V. Agreement between Consumers (Buyers) and Lash Affair, LLC;
You (“the Buyer”) acknowledge that your use of this website and/or election to purchase products or services from Lash Affair LLC, constitutes your agreement to all of the terms, conditions, and notices contained herein. Lash Affair reserves the right to change the terms, conditions, and notices contained herein with or without notice
VI. General Provisions;
Notwithstanding any other provision of this Agreement to the contrary, in the event Lash Affair LLC is prevented from performing its obligations hereunder as a result of any contingency which is beyond its control (such as any act of God, war, riot, national emergency, terrorist act, general embargo, fire, casualty, equipment failure, flood, earthquake or other similar occurrence) Any such event, Lash Affair shall be excused from its inability to perform its obligations hereunder, but only to the extent and for the duration of the Force Majeure Event in question. Lash Affair will provide reasonably prompt notice of the occurrence of such Force Majeure Event.
Governing Law; Construction
This Agreement shall be governed by and construed in accordance with the laws of the State of Connecticut, without giving effect to the principles of conflicts of laws thereof.
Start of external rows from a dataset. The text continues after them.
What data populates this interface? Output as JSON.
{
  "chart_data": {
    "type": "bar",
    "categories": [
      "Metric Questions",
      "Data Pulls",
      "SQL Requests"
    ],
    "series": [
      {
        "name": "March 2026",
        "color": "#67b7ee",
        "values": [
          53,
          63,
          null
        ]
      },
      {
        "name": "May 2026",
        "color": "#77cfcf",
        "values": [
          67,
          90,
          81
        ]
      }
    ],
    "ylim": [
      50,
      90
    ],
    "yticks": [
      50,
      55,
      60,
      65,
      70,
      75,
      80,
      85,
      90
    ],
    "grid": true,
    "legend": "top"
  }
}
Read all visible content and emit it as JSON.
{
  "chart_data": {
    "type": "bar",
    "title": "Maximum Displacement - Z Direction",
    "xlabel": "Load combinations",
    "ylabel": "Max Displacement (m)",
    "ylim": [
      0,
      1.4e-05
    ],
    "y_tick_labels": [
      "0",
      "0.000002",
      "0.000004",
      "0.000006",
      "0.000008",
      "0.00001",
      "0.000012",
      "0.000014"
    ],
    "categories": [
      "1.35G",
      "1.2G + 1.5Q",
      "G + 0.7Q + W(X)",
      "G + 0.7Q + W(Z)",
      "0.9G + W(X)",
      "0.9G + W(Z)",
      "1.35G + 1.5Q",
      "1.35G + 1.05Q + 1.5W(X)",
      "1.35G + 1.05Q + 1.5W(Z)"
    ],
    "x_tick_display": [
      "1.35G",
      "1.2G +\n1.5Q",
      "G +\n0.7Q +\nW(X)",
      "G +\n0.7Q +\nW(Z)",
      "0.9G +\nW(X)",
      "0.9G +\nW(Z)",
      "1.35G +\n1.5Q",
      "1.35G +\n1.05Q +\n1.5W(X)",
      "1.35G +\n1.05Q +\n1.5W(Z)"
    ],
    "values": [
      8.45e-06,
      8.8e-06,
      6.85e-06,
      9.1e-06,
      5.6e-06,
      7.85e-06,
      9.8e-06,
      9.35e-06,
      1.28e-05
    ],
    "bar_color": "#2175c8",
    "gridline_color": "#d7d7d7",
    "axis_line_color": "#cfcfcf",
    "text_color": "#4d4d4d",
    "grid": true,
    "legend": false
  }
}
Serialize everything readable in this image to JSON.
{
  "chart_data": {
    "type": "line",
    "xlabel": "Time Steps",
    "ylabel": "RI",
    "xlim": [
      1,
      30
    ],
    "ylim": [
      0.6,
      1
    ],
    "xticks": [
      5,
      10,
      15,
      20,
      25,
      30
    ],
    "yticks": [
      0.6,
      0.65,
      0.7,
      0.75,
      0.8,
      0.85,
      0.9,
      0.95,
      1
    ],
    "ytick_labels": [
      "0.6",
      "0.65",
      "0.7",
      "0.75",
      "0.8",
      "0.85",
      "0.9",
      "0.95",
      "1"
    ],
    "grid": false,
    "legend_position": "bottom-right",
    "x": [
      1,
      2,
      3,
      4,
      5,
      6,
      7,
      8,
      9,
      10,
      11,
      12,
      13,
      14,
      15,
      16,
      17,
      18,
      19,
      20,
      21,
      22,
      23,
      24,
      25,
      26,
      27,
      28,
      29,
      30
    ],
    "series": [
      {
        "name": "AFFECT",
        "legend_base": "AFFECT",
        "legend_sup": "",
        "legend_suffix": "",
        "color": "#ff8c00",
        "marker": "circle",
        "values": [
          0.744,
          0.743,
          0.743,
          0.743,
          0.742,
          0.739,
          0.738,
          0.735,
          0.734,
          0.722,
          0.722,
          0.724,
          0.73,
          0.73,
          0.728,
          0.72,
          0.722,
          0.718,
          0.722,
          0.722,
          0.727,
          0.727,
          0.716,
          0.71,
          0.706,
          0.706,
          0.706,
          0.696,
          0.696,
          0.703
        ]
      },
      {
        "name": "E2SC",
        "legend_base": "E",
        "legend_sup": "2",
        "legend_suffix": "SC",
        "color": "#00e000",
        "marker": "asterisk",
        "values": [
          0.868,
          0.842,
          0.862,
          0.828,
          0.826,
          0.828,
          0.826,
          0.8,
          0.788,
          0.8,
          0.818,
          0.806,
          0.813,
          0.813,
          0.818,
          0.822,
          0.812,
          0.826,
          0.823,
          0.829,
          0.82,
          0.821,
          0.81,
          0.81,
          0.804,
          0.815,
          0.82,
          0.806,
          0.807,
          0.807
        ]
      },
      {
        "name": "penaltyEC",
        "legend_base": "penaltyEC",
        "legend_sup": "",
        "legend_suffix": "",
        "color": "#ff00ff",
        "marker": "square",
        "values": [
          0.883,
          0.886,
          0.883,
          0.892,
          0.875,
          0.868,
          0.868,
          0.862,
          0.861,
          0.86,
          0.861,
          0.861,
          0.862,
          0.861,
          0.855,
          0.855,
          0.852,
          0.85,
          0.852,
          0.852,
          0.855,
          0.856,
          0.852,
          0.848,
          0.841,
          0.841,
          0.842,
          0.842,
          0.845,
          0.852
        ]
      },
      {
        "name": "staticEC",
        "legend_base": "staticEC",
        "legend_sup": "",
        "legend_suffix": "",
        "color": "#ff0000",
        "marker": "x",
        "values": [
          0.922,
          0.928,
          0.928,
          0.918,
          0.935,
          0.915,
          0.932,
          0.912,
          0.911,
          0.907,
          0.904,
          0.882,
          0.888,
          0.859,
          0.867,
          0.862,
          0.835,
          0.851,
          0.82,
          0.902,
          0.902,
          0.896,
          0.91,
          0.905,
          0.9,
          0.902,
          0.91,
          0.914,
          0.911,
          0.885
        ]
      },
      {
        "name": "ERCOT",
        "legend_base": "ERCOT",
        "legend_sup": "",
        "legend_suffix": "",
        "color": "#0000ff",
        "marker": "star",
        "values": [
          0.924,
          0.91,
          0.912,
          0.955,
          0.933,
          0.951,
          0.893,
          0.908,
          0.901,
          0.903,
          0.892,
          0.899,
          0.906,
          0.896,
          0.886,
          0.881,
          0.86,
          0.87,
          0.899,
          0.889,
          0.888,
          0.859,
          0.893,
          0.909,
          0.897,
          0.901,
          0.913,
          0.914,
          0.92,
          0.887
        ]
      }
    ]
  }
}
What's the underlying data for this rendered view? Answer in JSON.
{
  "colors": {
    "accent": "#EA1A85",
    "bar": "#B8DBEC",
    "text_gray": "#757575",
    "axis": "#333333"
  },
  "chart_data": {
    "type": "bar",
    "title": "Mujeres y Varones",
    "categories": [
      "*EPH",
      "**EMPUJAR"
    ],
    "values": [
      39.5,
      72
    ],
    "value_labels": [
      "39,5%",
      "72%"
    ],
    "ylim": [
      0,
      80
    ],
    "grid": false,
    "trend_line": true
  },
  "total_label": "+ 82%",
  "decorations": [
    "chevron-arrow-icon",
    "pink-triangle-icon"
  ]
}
The construction and interpretation of this Agreement shall not be strictly construed against the drafter. Any dispute arising under this Agreement shall be settled by arbitration in the State of Connecticut in accordance with such procedures as may be acceptable to the parties.
Entire Agreement; Amendment; Waiver; Invalidity
This Agreement, together with any schedules and exhibits attached hereto and made a part hereof, constitutes the entire agreement between the parties as to the subject matter hereof and shall supersede all prior understandings, letters, agreements, contracts and other documents. This Agreement may not be amended except by an instrument in writing signed on behalf of all of the parties hereto. No failure or delay by either party to exercise, and no course of dealing with respect to, any right of any such party regarding an obligation of the other party to this Agreement, shall operate as a waiver thereof unless agreed to in writing by both parties. Any single or partial waiver by either party of any obligation of the other party under this Agreement shall constitute a waiver of such obligation only as specified in such waiver and shall not constitute a waiver of any other obligation. The invalidity or unenforceability of any provision of this Agreement shall not affect the validity or enforceability of any other provisions of this Agreement, all of which shall remain in full force and effect.